23
October
2020
|
23:37
Asia/Singapore

Three NUS economists made Fellows of prestigious Econometric Society

These three NUS Economics researchers were newly elected as Fellows of the prestigious Econometric Society

NUS economists Professor Satoru Takahashi, Distinguished Professor John Quah and Associate Professor Jessica Pan have been recently elected Fellows of The Econometric Society, a prestigious international society dedicated to promoting theoretical and quantitative approaches to economic research.

The trio are the latest to be elected from NUS Economics since Prof Chew Soo Hong in 2011 and its former Head Prof Parkash Chander in 2010. As Fellows, they join the ranks of other economic luminaries including former Chairs of the US Federal Reserve Dr Janet L. Yellen and Prof Ben S. Bernanke, as well as Nobel Prize laureate, psychologist-cum-economist Prof Daniel Kahneman. 

One of the most prevalent economic research affiliations, The Econometric Society, founded in 1930, encourages open discourse on a range of issues through regular scientific meetings held worldwide. It also manages the publication of top tier journals Econometrica, Quantitative Economics, and Theoretical Economics.
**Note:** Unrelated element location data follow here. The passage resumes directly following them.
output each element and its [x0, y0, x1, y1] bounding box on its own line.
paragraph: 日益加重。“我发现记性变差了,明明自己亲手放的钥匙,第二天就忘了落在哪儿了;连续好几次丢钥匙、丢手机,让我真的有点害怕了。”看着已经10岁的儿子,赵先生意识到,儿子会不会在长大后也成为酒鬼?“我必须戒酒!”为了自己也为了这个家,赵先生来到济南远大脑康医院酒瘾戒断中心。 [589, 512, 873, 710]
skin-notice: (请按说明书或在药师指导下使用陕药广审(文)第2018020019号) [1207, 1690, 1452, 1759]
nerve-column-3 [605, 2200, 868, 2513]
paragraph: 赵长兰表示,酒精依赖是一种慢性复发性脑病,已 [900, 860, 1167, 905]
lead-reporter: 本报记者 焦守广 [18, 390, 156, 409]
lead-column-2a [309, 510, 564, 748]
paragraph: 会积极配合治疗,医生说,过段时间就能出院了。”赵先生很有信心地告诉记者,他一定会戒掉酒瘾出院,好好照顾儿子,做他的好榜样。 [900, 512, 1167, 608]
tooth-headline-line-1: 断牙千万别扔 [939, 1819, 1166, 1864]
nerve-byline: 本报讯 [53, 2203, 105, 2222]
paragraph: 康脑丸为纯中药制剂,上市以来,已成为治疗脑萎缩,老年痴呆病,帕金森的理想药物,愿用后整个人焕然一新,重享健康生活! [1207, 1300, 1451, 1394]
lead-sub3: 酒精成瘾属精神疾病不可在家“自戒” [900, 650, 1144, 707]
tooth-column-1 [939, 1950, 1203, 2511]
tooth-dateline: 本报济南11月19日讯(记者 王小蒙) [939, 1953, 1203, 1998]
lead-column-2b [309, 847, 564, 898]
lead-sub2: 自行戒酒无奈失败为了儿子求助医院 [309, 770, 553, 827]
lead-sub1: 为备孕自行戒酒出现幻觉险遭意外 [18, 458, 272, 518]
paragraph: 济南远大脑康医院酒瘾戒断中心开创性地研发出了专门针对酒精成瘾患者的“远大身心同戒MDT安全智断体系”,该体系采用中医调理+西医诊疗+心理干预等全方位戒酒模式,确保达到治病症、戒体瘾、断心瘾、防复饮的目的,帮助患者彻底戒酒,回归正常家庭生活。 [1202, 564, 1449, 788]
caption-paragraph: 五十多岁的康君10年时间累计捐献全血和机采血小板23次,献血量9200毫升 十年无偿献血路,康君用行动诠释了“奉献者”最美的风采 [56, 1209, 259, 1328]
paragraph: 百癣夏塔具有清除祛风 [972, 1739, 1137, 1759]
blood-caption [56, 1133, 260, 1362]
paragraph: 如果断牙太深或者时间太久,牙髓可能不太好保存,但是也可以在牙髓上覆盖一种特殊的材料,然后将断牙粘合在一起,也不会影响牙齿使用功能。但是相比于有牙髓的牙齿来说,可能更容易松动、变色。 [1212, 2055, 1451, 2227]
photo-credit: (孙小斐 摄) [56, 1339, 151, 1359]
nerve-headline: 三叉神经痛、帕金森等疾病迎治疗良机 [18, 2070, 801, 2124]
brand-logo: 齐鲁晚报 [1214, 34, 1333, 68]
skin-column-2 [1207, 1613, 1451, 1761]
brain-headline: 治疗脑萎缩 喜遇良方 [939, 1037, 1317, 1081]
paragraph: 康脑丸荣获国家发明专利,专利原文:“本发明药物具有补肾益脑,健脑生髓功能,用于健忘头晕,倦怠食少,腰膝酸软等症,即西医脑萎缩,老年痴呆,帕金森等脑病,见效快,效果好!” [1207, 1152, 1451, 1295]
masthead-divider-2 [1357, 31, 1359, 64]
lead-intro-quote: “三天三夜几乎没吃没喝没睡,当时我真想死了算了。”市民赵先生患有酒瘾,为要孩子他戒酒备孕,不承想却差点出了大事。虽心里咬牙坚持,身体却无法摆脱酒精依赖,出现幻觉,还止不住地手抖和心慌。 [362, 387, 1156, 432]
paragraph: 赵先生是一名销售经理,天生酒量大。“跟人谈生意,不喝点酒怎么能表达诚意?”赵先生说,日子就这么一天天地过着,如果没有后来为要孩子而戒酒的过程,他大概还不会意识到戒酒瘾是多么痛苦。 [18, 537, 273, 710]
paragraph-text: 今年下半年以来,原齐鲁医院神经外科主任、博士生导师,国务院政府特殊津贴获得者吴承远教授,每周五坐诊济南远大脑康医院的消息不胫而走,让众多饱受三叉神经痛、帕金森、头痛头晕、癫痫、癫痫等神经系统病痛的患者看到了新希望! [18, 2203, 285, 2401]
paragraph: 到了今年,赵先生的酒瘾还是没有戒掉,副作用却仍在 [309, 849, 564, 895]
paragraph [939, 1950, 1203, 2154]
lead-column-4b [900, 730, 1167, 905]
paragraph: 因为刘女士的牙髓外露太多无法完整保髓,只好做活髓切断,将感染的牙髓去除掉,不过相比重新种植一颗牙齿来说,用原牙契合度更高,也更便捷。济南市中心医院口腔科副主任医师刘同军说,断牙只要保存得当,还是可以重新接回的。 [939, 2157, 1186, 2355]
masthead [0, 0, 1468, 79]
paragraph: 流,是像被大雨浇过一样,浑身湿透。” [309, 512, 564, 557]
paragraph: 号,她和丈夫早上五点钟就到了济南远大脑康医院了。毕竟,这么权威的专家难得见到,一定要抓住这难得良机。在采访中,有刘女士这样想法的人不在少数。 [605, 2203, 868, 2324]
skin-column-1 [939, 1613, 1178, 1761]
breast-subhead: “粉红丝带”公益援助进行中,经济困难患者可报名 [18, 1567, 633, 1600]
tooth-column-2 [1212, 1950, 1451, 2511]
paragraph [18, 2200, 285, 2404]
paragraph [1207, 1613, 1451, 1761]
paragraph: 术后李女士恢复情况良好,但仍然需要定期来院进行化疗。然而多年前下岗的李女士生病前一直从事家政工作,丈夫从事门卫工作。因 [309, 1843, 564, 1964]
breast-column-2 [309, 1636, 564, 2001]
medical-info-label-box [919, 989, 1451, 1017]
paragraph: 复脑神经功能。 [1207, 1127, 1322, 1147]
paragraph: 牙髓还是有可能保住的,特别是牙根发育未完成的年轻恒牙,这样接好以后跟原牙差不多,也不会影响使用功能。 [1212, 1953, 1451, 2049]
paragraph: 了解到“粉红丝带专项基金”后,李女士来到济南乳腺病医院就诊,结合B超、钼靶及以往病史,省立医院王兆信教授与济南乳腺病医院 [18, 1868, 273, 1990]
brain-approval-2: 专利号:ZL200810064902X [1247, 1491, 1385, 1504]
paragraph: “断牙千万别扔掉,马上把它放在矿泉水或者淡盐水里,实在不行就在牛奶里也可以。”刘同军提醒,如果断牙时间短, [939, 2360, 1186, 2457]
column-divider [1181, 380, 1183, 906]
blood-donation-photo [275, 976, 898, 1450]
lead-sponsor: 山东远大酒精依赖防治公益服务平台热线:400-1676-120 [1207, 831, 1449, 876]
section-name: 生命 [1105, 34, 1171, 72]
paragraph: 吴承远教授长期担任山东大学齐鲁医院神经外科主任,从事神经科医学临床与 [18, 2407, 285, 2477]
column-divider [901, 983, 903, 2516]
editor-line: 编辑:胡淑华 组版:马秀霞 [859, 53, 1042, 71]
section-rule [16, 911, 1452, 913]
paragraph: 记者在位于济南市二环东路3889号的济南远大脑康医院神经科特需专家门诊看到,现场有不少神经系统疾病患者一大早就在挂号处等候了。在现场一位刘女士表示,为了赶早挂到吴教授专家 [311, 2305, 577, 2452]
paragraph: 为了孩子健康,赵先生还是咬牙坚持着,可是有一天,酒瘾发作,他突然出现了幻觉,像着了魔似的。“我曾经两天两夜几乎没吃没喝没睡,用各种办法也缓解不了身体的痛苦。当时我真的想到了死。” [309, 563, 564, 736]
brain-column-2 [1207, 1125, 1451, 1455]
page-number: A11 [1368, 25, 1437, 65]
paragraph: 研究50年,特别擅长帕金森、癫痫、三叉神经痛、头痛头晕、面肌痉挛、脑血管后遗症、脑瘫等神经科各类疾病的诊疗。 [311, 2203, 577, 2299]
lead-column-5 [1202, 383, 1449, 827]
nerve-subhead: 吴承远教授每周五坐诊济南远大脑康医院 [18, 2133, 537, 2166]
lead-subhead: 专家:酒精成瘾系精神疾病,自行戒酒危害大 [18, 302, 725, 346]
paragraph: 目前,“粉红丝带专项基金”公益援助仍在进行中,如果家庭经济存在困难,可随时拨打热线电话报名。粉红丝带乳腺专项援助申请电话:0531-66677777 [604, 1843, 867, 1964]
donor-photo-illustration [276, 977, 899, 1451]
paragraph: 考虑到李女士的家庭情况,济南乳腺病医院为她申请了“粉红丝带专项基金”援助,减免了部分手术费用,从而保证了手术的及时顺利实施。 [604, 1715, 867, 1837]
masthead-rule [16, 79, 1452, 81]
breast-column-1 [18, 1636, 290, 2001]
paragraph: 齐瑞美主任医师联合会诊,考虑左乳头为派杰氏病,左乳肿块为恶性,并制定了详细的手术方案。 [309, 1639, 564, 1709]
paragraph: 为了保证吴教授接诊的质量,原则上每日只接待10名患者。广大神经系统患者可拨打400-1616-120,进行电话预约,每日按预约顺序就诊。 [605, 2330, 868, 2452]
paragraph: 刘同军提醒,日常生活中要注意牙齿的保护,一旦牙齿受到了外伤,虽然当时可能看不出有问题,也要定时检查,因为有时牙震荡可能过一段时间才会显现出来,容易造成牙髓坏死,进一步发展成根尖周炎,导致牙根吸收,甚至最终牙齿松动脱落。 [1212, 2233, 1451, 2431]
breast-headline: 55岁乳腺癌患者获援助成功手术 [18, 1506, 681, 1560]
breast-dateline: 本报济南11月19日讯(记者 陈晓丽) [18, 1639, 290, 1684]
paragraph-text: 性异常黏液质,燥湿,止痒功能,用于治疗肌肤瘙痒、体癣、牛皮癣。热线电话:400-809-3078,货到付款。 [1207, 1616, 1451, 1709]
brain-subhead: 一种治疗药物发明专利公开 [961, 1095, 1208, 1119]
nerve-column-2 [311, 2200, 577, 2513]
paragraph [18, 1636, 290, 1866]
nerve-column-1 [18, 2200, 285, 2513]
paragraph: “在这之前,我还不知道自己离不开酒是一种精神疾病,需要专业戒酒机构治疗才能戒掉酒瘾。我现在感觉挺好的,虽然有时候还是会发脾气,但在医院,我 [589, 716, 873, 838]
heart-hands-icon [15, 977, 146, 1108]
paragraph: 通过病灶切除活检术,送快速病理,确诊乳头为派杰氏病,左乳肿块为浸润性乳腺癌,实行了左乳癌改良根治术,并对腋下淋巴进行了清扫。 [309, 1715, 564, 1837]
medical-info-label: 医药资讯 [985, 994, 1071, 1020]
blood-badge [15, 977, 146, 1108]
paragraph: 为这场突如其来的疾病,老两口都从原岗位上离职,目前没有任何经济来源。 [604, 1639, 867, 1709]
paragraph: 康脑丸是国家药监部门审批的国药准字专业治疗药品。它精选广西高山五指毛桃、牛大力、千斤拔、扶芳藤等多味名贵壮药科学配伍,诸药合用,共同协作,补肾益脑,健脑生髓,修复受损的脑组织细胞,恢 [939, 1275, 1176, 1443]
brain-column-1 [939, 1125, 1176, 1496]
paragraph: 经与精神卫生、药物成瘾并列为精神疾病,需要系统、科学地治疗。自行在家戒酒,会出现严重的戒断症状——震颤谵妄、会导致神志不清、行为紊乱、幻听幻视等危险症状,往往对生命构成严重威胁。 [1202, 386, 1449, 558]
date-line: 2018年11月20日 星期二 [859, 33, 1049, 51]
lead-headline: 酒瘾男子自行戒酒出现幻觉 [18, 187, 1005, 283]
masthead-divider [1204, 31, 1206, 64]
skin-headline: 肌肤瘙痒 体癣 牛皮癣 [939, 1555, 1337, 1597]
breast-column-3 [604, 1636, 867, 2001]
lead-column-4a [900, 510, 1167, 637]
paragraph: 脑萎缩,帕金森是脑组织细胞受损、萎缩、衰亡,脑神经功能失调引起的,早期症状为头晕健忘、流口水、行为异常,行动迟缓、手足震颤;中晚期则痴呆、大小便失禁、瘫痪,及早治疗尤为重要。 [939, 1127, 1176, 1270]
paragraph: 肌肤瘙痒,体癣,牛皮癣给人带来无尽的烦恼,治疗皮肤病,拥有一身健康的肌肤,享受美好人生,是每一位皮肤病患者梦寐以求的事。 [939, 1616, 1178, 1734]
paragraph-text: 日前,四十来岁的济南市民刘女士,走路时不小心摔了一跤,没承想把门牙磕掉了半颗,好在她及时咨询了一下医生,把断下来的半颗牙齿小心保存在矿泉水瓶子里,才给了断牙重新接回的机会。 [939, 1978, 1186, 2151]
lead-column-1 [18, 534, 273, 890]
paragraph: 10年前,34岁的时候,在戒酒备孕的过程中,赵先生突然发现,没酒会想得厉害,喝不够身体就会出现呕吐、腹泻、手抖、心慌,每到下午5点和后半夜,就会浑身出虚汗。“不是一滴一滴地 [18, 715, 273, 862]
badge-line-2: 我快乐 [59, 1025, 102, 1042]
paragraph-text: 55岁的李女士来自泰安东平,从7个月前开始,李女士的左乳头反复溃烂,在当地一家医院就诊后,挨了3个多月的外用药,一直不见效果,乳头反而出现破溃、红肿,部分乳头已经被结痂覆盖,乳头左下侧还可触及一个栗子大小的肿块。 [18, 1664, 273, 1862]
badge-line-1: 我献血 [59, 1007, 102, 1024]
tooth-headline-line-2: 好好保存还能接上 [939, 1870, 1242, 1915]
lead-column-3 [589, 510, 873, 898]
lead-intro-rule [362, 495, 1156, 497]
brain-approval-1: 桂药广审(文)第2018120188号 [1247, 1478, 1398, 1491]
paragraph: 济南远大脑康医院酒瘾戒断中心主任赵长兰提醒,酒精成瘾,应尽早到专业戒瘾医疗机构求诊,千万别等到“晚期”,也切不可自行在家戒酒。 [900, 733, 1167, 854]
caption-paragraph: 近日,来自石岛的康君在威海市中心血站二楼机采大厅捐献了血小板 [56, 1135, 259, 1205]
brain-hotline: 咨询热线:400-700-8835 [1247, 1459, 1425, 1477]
Speaking on his research, Head of NUS Economics Prof Takahashi shared, “My work focuses on game theory, which aims to understand incentives and behaviour of players (consumers, firms, regulators, etc.) in the presence of strategic interactions with other players. In particular, I am interested in repeated games and games with incomplete information. Currently, my co-authors and I are investigating a so-called information design problem: how to best disseminate information to players, partly publicly and partly privately, so that they are incentivised to choose desired actions under asymmetric information among each other.”

Prof Quah’s research focuses on different areas of economic theory, including monotone comparative statics and revealed preference analysis. Monotone comparative statics is a mathematical technique that allows economists to study how a decision (such as a firm’s decision on its output) will change as relevant factors that could affect the decision changes, while revealed preference analysis tries to work out the empirical implications of economic models. Many important economic decisions, such as insurance and investment portfolio decisions, require people to decide on their exposure to risk. In recently published work in the area of revealed preference analysis, Prof Quah and his co-authors developed new techniques to test if investors behave in a way consistent with various economic theories of human behaviour in risky environments.   

Much of applied microeconomist Assoc Prof Pan’s gender-related research is framed by one key question: Why have gender gaps in labour supply, earnings and representation in top jobs remain large and persistent despite the remarkable convergence in the economic roles of men and women and the reversal of the gender education gap in favour of women? Her recent work examines various constraints that women might face in attaining their full earnings potential. These include looking at persistent gender identity norms (e.g., “men should earn more than their wives”), and prejudice-based discrimination.